What else computers have done in our schools, though, is to create the need for I/T staff where it didn’t exist previously. It has created a whole new class of employee that schools have to spend money on, a group that does not include teachers, and it has perhaps taken money away from hiring or retaining the good teachers Mr Cuban argues can’t be replaced by machines and sent that money into I/T departments in school districts.

I spoke briefly with Annice Brave about the effect computers have had on classrooms and student learning. Ms Brave is a National Board Certified Teacher and an English teacher at Alton.
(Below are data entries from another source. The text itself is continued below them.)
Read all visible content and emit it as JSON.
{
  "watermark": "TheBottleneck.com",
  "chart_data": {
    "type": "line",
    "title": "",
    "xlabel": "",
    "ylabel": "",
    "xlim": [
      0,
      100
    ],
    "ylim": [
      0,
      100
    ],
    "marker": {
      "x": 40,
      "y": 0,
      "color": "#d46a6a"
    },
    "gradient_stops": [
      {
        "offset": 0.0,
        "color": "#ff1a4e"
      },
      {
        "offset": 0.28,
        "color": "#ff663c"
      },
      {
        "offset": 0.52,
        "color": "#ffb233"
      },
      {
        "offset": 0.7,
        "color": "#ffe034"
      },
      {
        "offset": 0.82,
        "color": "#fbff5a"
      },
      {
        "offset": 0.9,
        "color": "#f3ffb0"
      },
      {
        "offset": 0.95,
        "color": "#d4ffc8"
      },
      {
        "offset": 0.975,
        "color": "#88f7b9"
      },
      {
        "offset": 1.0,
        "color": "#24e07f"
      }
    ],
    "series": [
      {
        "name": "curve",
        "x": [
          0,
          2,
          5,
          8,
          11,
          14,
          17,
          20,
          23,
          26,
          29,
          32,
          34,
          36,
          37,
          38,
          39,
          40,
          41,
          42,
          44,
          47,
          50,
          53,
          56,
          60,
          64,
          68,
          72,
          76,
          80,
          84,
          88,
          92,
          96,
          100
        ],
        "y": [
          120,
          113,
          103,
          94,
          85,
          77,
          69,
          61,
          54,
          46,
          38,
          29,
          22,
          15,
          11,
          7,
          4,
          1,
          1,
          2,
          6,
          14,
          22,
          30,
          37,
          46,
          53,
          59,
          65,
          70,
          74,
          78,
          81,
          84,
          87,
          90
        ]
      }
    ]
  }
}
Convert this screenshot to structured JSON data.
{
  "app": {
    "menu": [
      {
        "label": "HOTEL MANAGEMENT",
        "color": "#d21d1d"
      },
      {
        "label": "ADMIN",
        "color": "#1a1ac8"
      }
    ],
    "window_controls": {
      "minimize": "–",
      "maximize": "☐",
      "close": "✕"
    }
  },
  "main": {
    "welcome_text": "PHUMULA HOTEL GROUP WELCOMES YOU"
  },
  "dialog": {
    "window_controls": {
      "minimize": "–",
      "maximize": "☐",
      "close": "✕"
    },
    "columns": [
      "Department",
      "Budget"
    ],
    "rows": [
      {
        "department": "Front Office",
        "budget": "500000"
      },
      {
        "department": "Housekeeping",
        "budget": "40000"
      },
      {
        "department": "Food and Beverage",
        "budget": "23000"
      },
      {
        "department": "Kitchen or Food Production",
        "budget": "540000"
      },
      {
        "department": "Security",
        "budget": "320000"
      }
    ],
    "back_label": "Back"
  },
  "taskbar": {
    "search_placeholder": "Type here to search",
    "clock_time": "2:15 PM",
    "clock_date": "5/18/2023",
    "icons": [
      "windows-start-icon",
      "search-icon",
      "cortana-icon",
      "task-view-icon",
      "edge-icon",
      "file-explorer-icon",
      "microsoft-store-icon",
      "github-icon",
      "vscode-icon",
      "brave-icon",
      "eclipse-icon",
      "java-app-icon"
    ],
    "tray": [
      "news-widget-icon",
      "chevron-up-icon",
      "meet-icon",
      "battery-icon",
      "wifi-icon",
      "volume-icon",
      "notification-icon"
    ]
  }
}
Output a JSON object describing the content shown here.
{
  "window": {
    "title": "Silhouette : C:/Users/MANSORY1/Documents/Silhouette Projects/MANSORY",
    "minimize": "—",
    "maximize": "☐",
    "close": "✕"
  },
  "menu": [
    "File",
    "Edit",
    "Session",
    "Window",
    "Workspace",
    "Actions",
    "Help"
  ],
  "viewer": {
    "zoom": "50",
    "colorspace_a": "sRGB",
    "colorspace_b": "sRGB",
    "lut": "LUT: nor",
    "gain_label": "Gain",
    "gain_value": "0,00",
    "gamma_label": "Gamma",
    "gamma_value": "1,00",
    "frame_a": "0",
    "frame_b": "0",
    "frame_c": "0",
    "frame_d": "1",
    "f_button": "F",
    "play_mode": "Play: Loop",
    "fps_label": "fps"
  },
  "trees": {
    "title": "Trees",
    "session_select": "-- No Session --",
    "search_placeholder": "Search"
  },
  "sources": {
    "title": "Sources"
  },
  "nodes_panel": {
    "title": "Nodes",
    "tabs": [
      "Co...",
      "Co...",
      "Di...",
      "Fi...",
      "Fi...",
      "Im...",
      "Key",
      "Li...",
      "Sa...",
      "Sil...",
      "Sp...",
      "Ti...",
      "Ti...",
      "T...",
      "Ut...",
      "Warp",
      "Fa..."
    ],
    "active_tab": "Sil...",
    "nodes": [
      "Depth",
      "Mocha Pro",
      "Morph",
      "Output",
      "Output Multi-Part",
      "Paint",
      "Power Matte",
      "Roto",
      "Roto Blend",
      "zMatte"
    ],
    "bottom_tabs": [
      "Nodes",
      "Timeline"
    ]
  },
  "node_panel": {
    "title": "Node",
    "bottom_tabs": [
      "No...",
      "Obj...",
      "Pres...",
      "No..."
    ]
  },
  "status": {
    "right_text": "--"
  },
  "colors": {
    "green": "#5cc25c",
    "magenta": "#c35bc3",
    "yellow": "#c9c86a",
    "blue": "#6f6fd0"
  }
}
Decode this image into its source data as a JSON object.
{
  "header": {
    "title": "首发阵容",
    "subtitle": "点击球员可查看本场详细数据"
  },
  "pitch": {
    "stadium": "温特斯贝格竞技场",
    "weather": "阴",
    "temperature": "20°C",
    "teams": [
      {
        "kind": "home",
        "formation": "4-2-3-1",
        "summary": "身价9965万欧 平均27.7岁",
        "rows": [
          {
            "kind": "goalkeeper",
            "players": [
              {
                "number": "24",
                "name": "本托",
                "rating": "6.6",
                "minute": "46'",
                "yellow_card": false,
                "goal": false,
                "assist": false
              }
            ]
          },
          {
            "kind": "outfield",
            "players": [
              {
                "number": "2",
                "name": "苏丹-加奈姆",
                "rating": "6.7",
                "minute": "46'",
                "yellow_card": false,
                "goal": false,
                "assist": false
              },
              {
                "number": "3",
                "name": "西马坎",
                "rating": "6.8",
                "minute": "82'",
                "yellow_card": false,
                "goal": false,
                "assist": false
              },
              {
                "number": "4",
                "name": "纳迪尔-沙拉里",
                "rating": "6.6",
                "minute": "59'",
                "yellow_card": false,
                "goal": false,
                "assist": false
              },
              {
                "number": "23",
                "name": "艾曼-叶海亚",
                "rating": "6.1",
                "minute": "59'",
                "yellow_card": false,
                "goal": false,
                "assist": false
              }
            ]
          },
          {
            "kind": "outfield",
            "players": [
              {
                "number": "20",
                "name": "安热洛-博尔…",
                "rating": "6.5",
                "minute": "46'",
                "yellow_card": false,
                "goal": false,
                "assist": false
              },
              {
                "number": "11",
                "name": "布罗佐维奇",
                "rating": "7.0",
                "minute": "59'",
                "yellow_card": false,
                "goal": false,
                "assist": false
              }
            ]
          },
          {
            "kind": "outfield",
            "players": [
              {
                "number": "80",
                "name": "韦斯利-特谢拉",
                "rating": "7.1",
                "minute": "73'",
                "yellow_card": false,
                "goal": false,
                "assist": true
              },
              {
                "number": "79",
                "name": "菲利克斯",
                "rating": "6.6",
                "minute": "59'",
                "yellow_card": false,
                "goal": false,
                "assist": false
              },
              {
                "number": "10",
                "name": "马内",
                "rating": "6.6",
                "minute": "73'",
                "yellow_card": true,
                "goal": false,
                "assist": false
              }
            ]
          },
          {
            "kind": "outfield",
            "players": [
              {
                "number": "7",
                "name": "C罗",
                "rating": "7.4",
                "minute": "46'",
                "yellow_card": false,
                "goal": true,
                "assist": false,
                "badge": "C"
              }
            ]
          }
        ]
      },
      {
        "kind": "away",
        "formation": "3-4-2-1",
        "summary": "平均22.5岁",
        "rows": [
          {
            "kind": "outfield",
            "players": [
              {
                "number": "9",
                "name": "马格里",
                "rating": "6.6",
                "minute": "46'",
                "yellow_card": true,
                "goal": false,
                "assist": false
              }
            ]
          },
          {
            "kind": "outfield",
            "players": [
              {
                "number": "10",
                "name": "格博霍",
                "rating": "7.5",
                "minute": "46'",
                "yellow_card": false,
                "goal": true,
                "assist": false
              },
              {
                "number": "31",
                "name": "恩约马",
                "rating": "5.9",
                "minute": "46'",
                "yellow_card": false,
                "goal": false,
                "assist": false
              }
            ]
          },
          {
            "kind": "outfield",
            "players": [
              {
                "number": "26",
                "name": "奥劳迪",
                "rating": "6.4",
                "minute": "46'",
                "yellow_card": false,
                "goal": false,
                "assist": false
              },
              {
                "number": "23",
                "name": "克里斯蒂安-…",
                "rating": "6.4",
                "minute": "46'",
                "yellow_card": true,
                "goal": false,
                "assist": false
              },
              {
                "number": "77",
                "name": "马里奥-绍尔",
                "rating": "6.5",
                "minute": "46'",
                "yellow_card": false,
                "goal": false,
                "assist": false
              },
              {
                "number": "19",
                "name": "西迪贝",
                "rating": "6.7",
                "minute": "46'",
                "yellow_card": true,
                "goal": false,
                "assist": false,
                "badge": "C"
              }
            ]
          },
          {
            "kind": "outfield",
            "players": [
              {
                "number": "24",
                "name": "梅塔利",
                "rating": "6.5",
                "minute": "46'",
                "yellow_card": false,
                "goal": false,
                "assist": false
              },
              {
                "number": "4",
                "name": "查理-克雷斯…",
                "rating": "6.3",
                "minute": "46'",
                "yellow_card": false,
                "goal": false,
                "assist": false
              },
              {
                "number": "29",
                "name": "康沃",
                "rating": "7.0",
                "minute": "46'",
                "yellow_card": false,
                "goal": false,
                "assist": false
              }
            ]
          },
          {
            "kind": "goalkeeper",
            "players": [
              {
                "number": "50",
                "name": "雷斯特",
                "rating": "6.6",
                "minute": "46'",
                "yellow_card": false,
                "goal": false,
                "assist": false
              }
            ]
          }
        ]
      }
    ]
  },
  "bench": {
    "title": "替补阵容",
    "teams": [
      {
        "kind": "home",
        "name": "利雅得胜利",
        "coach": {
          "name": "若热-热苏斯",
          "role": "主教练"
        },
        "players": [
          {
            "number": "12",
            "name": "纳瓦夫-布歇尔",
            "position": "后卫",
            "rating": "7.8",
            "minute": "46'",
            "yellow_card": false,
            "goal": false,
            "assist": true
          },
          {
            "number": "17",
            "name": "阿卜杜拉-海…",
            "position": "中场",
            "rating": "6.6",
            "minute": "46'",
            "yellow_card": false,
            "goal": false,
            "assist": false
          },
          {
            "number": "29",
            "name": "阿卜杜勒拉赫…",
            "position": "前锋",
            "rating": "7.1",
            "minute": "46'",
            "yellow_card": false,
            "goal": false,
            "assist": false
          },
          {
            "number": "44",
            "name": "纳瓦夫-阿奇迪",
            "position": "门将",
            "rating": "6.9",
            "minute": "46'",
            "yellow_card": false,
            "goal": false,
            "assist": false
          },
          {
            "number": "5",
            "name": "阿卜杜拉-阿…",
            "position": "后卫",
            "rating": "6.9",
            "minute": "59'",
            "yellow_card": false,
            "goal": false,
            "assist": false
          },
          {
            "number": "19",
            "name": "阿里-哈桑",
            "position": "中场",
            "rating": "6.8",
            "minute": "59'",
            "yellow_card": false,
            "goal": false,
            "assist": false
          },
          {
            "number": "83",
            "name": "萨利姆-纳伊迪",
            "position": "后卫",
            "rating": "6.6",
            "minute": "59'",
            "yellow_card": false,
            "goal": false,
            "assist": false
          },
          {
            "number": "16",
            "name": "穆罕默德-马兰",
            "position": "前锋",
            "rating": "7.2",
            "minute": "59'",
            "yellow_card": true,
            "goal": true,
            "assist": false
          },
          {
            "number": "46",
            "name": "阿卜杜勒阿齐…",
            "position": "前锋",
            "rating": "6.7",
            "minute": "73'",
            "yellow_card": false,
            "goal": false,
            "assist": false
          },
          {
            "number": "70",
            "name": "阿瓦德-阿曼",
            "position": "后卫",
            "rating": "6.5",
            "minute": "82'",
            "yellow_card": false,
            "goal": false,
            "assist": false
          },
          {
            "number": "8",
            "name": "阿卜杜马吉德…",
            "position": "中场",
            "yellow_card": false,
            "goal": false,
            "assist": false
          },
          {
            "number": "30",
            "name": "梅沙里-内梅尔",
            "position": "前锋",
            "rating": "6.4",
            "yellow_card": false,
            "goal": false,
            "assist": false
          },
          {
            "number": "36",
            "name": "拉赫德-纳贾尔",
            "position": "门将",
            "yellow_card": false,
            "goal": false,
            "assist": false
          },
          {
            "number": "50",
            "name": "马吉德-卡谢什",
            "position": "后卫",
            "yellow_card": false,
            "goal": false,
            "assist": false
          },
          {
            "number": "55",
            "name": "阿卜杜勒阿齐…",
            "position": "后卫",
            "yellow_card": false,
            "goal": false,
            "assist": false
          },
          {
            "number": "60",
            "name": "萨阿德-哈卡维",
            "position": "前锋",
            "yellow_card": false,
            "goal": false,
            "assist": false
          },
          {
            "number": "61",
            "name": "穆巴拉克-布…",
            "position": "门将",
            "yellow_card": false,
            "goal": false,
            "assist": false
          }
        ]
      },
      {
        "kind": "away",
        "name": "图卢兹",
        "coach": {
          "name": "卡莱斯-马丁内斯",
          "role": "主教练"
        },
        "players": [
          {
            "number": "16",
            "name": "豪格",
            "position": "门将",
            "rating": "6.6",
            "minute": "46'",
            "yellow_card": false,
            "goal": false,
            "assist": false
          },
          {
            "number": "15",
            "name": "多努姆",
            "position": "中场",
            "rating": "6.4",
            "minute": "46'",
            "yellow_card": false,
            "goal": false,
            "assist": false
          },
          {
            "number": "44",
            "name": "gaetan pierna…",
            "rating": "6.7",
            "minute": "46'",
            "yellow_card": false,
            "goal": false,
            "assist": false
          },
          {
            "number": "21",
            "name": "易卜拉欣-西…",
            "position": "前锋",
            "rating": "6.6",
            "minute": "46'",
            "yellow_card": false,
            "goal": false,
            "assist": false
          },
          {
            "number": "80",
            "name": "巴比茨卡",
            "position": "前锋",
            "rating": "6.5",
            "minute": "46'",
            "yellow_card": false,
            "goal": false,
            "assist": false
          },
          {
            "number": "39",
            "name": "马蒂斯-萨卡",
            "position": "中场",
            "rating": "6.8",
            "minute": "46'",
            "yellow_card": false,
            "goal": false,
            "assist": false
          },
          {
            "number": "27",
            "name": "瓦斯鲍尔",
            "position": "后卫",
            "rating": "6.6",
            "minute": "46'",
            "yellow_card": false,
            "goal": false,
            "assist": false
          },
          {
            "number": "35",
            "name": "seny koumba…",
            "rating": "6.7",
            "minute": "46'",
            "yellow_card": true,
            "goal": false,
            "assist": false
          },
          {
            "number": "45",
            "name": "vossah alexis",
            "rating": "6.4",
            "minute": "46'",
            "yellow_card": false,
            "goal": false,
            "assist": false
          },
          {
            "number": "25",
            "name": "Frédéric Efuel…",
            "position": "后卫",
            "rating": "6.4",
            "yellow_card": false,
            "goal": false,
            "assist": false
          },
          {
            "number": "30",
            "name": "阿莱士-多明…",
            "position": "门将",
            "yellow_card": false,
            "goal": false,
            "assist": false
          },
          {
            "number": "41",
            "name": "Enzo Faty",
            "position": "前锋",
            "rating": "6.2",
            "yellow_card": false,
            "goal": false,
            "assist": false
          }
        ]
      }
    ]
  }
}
She was named the Illinois Teacher of the Year in 2011 and was one of four national semifinalists in the year that a Maryland chemistry teacher, Michelle Shearer, was named the National Teacher of the Year.

Ms Brave’s most immediate concern was over eye care for teachers who have to grade several papers online, and her second concern was over the non-teachers schools and districts have had to maintain on staff because of the new computers and other reform efforts.

But it was plain in Alton that the computers had made certain processes, especially quizzes and big statewide testing, more efficient. We can’t say that it has improved student learning, because the jury will be out on those data for a long time to come—probably until the next big reform hits the blogs.

But good teachers will naturally use computers and teach kids how to use them, just as they have been doing since long before the word computer meant anything close to the Chromebooks of today. Ms Shearer wrote, in a May 2011 interview for EDCompass, the following words about teachers using technology:

Technology is, and always has been, a tool that teachers use to enhance instruction in the classroom. When I completed my student teaching almost two decades ago, the height of technology was a VCR, an overhead projector, and a laser disc machine, and I was expected to incorporate this state-of-the-art technology into my teaching!

Technology continues to change around us — our methods for communication have expanded, technological devices enable students with special needs to more fully participate in their academic classrooms, and computers and Internet access make global learning possible for all students. Effective teachers are always searching for strategies and instructional methods to reach underserved subgroups of students, and technology certainly plays a role in achieving that.